Molly Smith first finds 'Gold'

Perseverance Theatre founder looks back on her first production

Posted: Friday, December 12, 2003

Midway through rehearsals for the first production of "Pure Gold," almost 25 years ago, director and Perseverance Theatre founder Molly Smith was convinced the play would be a disaster.

"I had these great storytellers and I thought they were awful," said Smith, now the Artistic Director at ArenaStage, a not-for-profit American theater playhouse in Washington, D.C. "I didn't realize until we had completed the show and put it in front of an audience that they were terrific. What they were missing was that they were telling the same stories over and over again to me. Real storytellers need an audience."

"Pure Gold," the same "reader's theater" story with six new stars, returns for one showing at 7 p.m. today at Centennial Hall in honor of the 25th anniversary of Perseverance Theatre. After the show, Panhandle Crabgrass Revival Band will play a 21-and-over show. There will be a beer garden with 1978 prices, courtesy of Alaskan Brewing Co.

"One of the things that made Perseverance Theatre strong is the way it started, with a play about Juneau," Smith said. "It taught me a lot about resilience, community, perseverance, the spirit of adventure. It taught me that it's all right to be a character and, as a matter of fact, it's preferable for living a safe and normal life."

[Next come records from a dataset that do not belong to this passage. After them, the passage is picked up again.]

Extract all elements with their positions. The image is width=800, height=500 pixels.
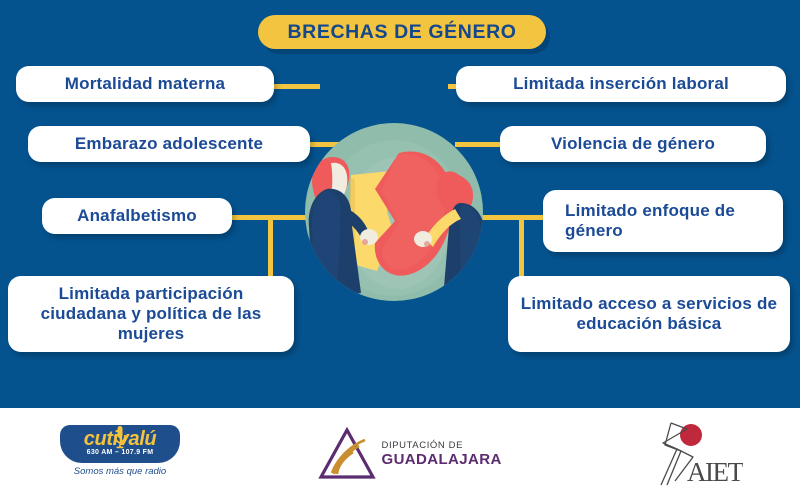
two-women-holding-broken-heart-icon: [303, 123, 485, 303]
label-enfoque-genero[interactable]: Limitado enfoque de género: [543, 190, 783, 252]
diputacion-triangle-mark-icon: [318, 427, 376, 481]
microphone-icon: [113, 425, 127, 451]
aieti-wordmark: AIETI: [687, 457, 743, 487]
label-acceso-educacion-text: Limitado acceso a servicios de educación…: [520, 294, 778, 333]
infographic-poster: BRECHAS DE GÉNERO Mortalidad materna Emb…: [0, 0, 800, 500]
label-insercion-laboral[interactable]: Limitada inserción laboral: [456, 66, 786, 102]
label-enfoque-genero-text: Limitado enfoque de género: [565, 201, 771, 240]
label-anafalbetismo-text: Anafalbetismo: [54, 206, 220, 226]
label-participacion-ciudadana-text: Limitada participación ciudadana y polít…: [20, 284, 282, 343]
label-violencia-genero-text: Violencia de género: [512, 134, 754, 154]
label-acceso-educacion[interactable]: Limitado acceso a servicios de educación…: [508, 276, 790, 352]
page-title-text: BRECHAS DE GÉNERO: [287, 21, 516, 44]
connector-acceso-educacion-vertical: [519, 215, 524, 283]
logo-cutivalu: cutivalú 630 AM – 107.9 FM Somos más que…: [30, 408, 210, 500]
label-insercion-laboral-text: Limitada inserción laboral: [468, 74, 774, 94]
label-embarazo-adolescente[interactable]: Embarazo adolescente: [28, 126, 310, 162]
label-violencia-genero[interactable]: Violencia de género: [500, 126, 766, 162]
logo-diputacion-guadalajara: DIPUTACIÓN DE GUADALAJARA: [315, 408, 505, 500]
connector-mortalidad-materna: [268, 84, 320, 89]
center-illustration: [303, 123, 485, 303]
label-mortalidad-materna-text: Mortalidad materna: [28, 74, 262, 94]
cutivalu-frequency: 630 AM – 107.9 FM: [60, 449, 180, 456]
label-mortalidad-materna[interactable]: Mortalidad materna: [16, 66, 274, 102]
label-participacion-ciudadana[interactable]: Limitada participación ciudadana y polít…: [8, 276, 294, 352]
page-title: BRECHAS DE GÉNERO: [258, 15, 546, 49]
diputacion-line1: DIPUTACIÓN DE: [382, 440, 502, 451]
aieti-mark-icon: AIETI: [647, 419, 743, 489]
diputacion-line2: GUADALAJARA: [382, 451, 502, 468]
label-embarazo-adolescente-text: Embarazo adolescente: [40, 134, 298, 154]
label-anafalbetismo[interactable]: Anafalbetismo: [42, 198, 232, 234]
cutivalu-tagline: Somos más que radio: [50, 466, 190, 477]
connector-participacion-vertical: [268, 215, 273, 283]
footer-logo-bar: cutivalú 630 AM – 107.9 FM Somos más que…: [0, 408, 800, 500]
logo-aieti: AIETI: [640, 408, 750, 500]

By Smith's account, the original "Pure Gold" was a success. Sixty people showed up for the premiere at McPhetres Hall. The audience grew to 75 and 100 for the next two shows. By the third week of production, the line for admission stretched down the block.

"What we had was this powerful chord with people who had come to Alaska and were searching for those Alaska icons," Smith said. "It ended up being a production where we felt like we were listening to our grandparents tell us a story about the way it was."

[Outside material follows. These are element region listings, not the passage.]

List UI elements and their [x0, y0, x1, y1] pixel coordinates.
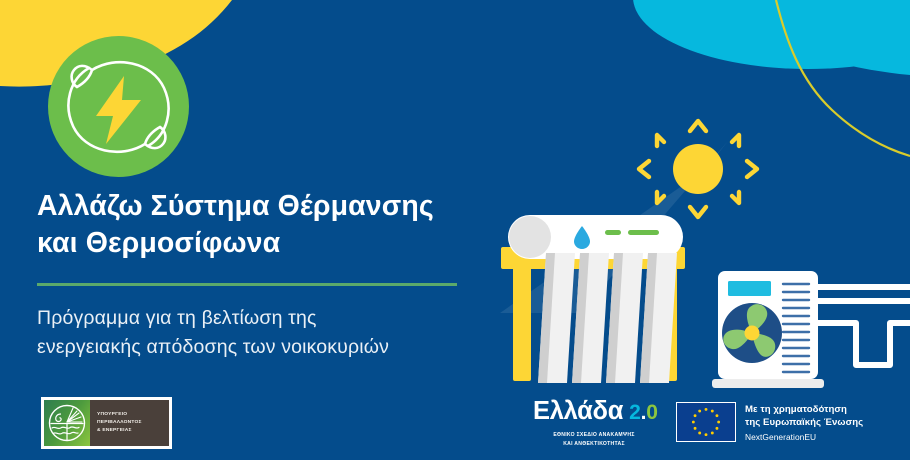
heat-pump-base: [712, 379, 824, 388]
solar-water-heater-icon: [501, 215, 685, 383]
ministry-line-2: ΠΕΡΙΒΑΛΛΟΝΤΟΣ: [97, 419, 169, 427]
ministry-logo: ΥΠΟΥΡΓΕΙΟ ΠΕΡΙΒΑΛΛΟΝΤΟΣ & ΕΝΕΡΓΕΙΑΣ: [41, 397, 172, 449]
eco-energy-badge: [48, 36, 189, 177]
emblem-waves: [51, 424, 83, 441]
eu-programme-name: NextGenerationEU: [745, 432, 863, 442]
headline-block: Αλλάζω Σύστημα Θέρμανσης και Θερμοσίφωνα: [37, 188, 507, 263]
eu-funding-line-2: της Ευρωπαϊκής Ένωσης: [745, 416, 863, 429]
heater-collector-tubes: [538, 253, 677, 383]
sun-icon: [639, 121, 757, 217]
greece-2-0-logo: Ελλάδα 2.0 ΕΘΝΙΚΟ ΣΧΕΔΙΟ ΑΝΑΚΑΜΨΗΣ ΚΑΙ Α…: [533, 399, 655, 447]
title-divider: [37, 283, 457, 286]
emblem-spiral: [56, 414, 61, 422]
eu-funding-logo: Με τη χρηματοδότηση της Ευρωπαϊκής Ένωση…: [676, 402, 863, 442]
ministry-line-1: ΥΠΟΥΡΓΕΙΟ: [97, 411, 169, 419]
greece-name-text: Ελλάδα: [533, 399, 623, 425]
greece-version-zero: 0: [646, 401, 657, 424]
page-subtitle: Πρόγραμμα για τη βελτίωση της ενεργειακή…: [37, 304, 497, 362]
ministry-emblem-box: [44, 400, 90, 446]
heat-pump-display-panel: [728, 281, 771, 296]
ministry-environment-emblem: [44, 400, 90, 446]
heat-pump-icon: [712, 271, 910, 388]
heater-frame-leg-left: [513, 263, 531, 381]
heater-indicator-2: [628, 230, 659, 235]
greece-wordmark: Ελλάδα 2.0: [533, 399, 655, 428]
ministry-line-3: & ΕΝΕΡΓΕΙΑΣ: [97, 427, 169, 435]
cyan-arc-shape: [721, 0, 910, 75]
eu-funding-line-1: Με τη χρηματοδότηση: [745, 403, 863, 416]
greece-tagline: ΕΘΝΙΚΟ ΣΧΕΔΙΟ ΑΝΑΚΑΜΨΗΣ ΚΑΙ ΑΝΘΕΚΤΙΚΟΤΗΤ…: [533, 431, 655, 449]
page-title: Αλλάζω Σύστημα Θέρμανσης και Θερμοσίφωνα: [37, 188, 507, 263]
eu-text-block: Με τη χρηματοδότηση της Ευρωπαϊκής Ένωση…: [745, 402, 863, 442]
heat-pump-fan-hub: [745, 326, 760, 341]
greece-version-two: 2: [629, 401, 640, 424]
sun-disc: [673, 144, 723, 194]
greece-version-text: 2.0: [629, 402, 658, 423]
eu-stars: [692, 408, 720, 436]
eu-flag-icon: [676, 402, 736, 442]
cyan-dome: [633, 0, 910, 69]
energy-illustration: [470, 95, 910, 395]
heat-pump-pipes: [814, 287, 910, 365]
ministry-text-box: ΥΠΟΥΡΓΕΙΟ ΠΕΡΙΒΑΛΛΟΝΤΟΣ & ΕΝΕΡΓΕΙΑΣ: [90, 400, 169, 446]
heater-indicator-1: [605, 230, 621, 235]
heater-tank-end-cap: [509, 216, 551, 258]
promo-banner: Αλλάζω Σύστημα Θέρμανσης και Θερμοσίφωνα…: [0, 0, 910, 460]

Smith moved to Juneau in 1968 and returned to town in 1979 when her then-husband, Bill Ray Jr., completed his stint at the U.S. Naval Academy in Annapolis, Md. She directed "The Miracle Worker," a play about Helen Keller, at the Juneau-Douglas Little Theatre, and was looking for a play with which she could begin her own theater. Smith knew she wanted to direct a story with senior citizens.

"My sister, Bridget, and I were out walking in the woods and we started talking about finding something important that would start Perseverance," Smith said. "We were talking about how great it would be to go out and interview people who had lived in Alaska for years and years. What was it like in the past? What's enduring? What does that say about the energy of Alaska."

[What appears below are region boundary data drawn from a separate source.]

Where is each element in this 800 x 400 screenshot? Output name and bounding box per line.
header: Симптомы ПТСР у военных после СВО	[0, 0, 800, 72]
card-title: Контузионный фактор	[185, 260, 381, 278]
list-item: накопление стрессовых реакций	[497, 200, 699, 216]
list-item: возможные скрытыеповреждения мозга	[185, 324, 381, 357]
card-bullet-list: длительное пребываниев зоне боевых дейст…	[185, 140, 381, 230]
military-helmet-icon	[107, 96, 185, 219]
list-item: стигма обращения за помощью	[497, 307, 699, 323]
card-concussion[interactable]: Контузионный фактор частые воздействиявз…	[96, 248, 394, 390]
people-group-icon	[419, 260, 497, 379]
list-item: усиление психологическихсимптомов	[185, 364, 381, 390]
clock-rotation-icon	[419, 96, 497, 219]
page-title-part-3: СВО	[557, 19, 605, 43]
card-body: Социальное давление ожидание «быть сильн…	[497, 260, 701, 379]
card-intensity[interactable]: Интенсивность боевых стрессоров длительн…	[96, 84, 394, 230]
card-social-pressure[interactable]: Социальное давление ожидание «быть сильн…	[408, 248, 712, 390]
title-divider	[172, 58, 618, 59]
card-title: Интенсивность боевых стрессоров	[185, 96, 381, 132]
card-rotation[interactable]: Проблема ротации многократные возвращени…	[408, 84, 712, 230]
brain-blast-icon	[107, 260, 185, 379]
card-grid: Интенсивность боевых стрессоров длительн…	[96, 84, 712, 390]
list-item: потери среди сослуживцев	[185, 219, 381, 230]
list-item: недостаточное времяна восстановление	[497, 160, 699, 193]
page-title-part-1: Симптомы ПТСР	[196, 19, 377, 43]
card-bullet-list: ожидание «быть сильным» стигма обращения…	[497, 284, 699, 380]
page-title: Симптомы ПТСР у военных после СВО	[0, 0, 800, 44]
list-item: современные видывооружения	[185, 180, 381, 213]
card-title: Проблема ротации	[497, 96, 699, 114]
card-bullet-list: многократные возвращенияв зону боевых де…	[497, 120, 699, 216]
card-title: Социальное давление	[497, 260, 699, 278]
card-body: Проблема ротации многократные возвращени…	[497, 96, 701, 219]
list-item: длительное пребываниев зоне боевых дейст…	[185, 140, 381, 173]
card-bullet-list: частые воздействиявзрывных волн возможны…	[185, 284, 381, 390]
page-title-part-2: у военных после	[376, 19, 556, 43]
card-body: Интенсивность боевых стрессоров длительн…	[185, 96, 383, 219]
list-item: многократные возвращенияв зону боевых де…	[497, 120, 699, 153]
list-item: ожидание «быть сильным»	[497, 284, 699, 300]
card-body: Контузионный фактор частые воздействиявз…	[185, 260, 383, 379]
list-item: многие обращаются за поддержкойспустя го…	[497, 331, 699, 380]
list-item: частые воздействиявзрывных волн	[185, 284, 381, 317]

Smith combed Southeast, asking around to find out who were the best storytellers in the area. She compiled a list of 50 to 60 people and interviewed 35 for one to four hours. Smith and Susi Gregg Fowler compiled the composite stories into a reader's theater script. Smith cast six storytellers from the 35 interviewees: Les Parker, Bill Biggs, Bertha Goetz, Mamie Jensen, Cecelia Kunz and Mike Zamora.

The new cast includes Kai Augustine, Percy Martin, Tom Stewart, Pat Denny (co-stage manager for the show in 1979), George Rogers (who took over for Les Parker after the premiere) and Kay Smith (Molly Smith's mother).

Molly and Kay Smith borrowed $10,000 from Kitty Mullins - Kay Smith's mother - to renovate Mike Race's bar in Douglas into an 82-seat theater and begin Perseverance (then called Miracle Theatre) in 1979.

"We promised we would pay her back in a year and, if we didn't, we would take $50 a month and pay her back," Molly Smith said. "We paid her back, with interest, in less than a year."